8

131 10 2
                                    

"Na, pulang sama gue, yuk?"

Karena hari ini lagi mangkel berat sama Ares, Nana pun mengangguk setuju. Sebenarnya dia bisa saja naik ojek, tapi ngapain buang-buang duit kalau ada yang bersedia nebengin? Yah, walaupun nggak enak juga sih sama Agas.

Setelah selesai memasukkan buku-bukunya ke dalam tas, Nana dan Agas keluar dari kelas. Mereka menyusuri koridor menuju parkiran. Dari kejauhan, Nana bisa melihat sosok Ares yang berjalan cepat menghampirinya. Ia pun bertingkah nggak peduli dengan kedatangan cowok itu.

"Ayo pulang, Zan," ajak Ares.

Dengan tampang seolah nggak mendengar ajakan tersebut, Nana menarik tangan Agas agar berjalan lebih cepat dan meninggalkan Ares yang menatap kepergian mereka dengan wajah bingung. Karena merasa nggak punya salah, Ares menyusul keduanya dan menyeruak di tengah-tengah Nana serta Agas.

"Anjir, ngapain sih lo, Tai!" umpat Nana karena kaget tiba-tiba ada yang nyempil di sampingnya.

Ares mencengkeram pergelangan Nana dan menatap gadis itu lurus-lurus. "Lo. Itu. Amanah. Buat. Gue," ucapnya dengan penuh penekanan per kata.

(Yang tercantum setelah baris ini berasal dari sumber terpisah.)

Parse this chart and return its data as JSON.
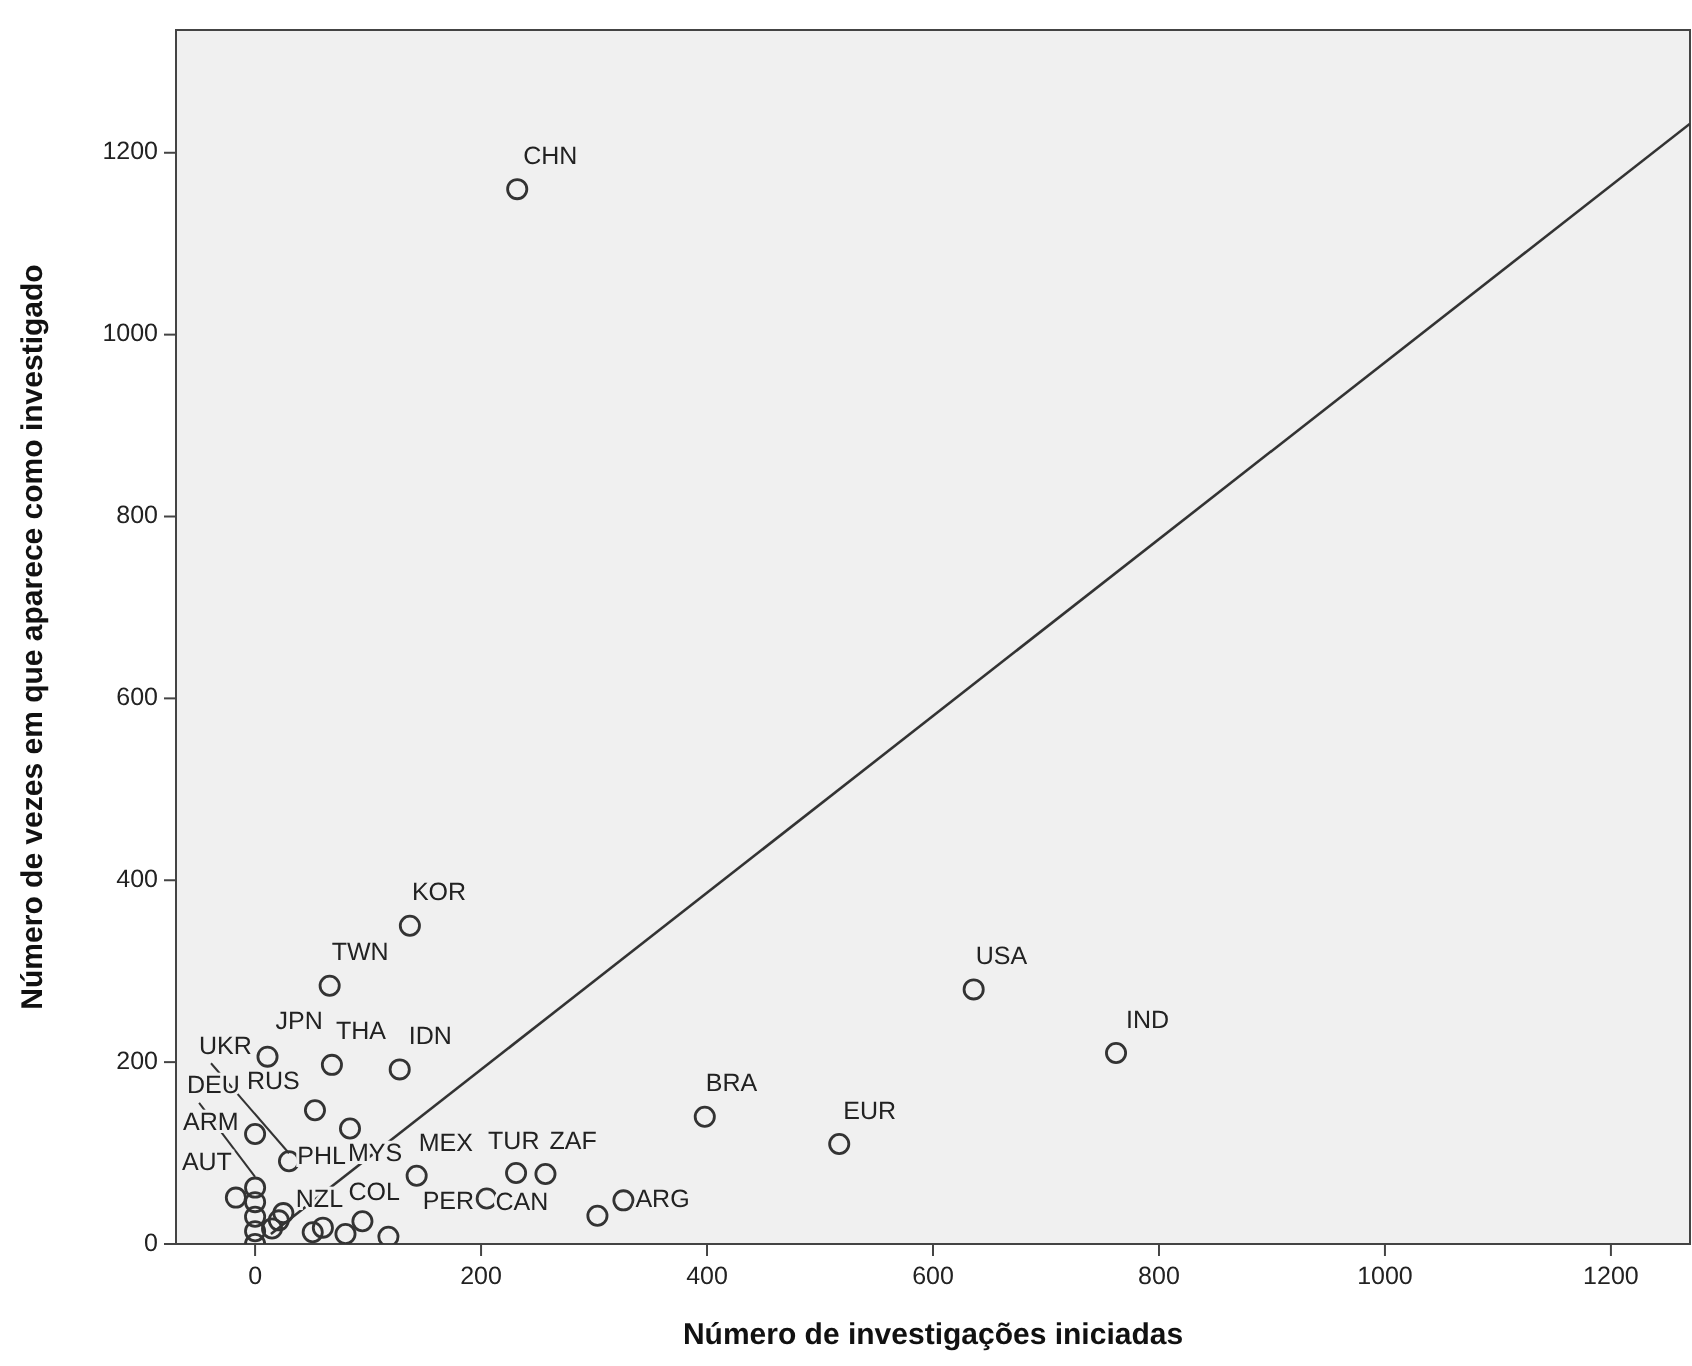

"Lepasin, M!" Nana menepiskan tangan Ares dengan keras. "Gue tuh lagi kesel sama elo!"

"Bukannya lo selalu kesel sama gue ya?" Ares menaikturunkan alisnya dengan bibir yang melengkungkan senyum sok manis.

Agas menepuk pundak Ares, menyela percakapan mereka berdua. "Nana sama gue pulangnya."

"Wah, nggak bisa, bro. Lo mau nanggung dosa gue gara-gara nggak amanah?" Ares bersedekap menghadap Agas.

Agas menatap tajam Ares dengan muka datarnya. "Penting Nana pulang dengan selamat, lo nggak bakalan kena dosa."

"Nah! Urus aja tuh dosa lo ke Pak Imron!" sahut Nana dari belakang Ares. "Yuk, Gas. Ngantuk berat gue, pengen buruan guling-guling di kasur."

Agas segera menyusul Nana yang sudah berjalan duluan menuju parkiran. Di belakangnya, Ares mengekor untuk mengambil motornya.

"Bodo, lah," gerutu Ares.

Setelah sampai di parkiran mobil, Agas membimbing Nana menuju Honda Civic putih dengan kap hitam miliknya. Ia membukakan pintu untuk Nana, kemudian baru masuk ke pintu pengemudi.

"Gue bakalan berurusan sama Sandra nggak, nih?" tanya Nana hati-hati. Ia baru ingat dengan kedekatan Agas dan Sandra.

Agas tersenyum tipis--nyaris nggak kelihatan--sambil menyalakan mobilnya. "Maksudnya?" Ia melajukan mobilnya, melewati Ares yang sedang mengambil motornya di parkiran.

"Yah, gue nggak tau hubungan kalian itu apaan. Tapi kalian keliatan deket, dan--lo tau sendirilah gimana reaksi seorang cewek kalau cowoknya nebengin pulang cewek lain." Nana sebenarnya agak gimana-gimana mengatakan hal itu, berasa dia selingkuhannya Agas, tapi dalam hatinya yang terdalam dia juga kepo apakah Sandra bakal cemburu atau enggak.

"Dia bukan cewek gue," ucap Agas sambil membelokkan mobilnya ke jalanan. Dari kaca spion dalam mobil, ia bisa melihat motor Ares melakukan hal yang sama di belakang.

"Kalau gitu, kenapa kalian deket banget?" Nana menatap Agas dengan wajah kepo-nya.

"Gue sahabatan sama dia dari SMP," ujar Agas. "By the way, rumah lo dimana?"

"Avery Residence Tower," jawab Nana.

"Okay."

Keheningan melingkupi mereka berdua setelah itu. Ingin rasanya menyetel tape mobil Agas, tapi Nana masih punya sopan santun.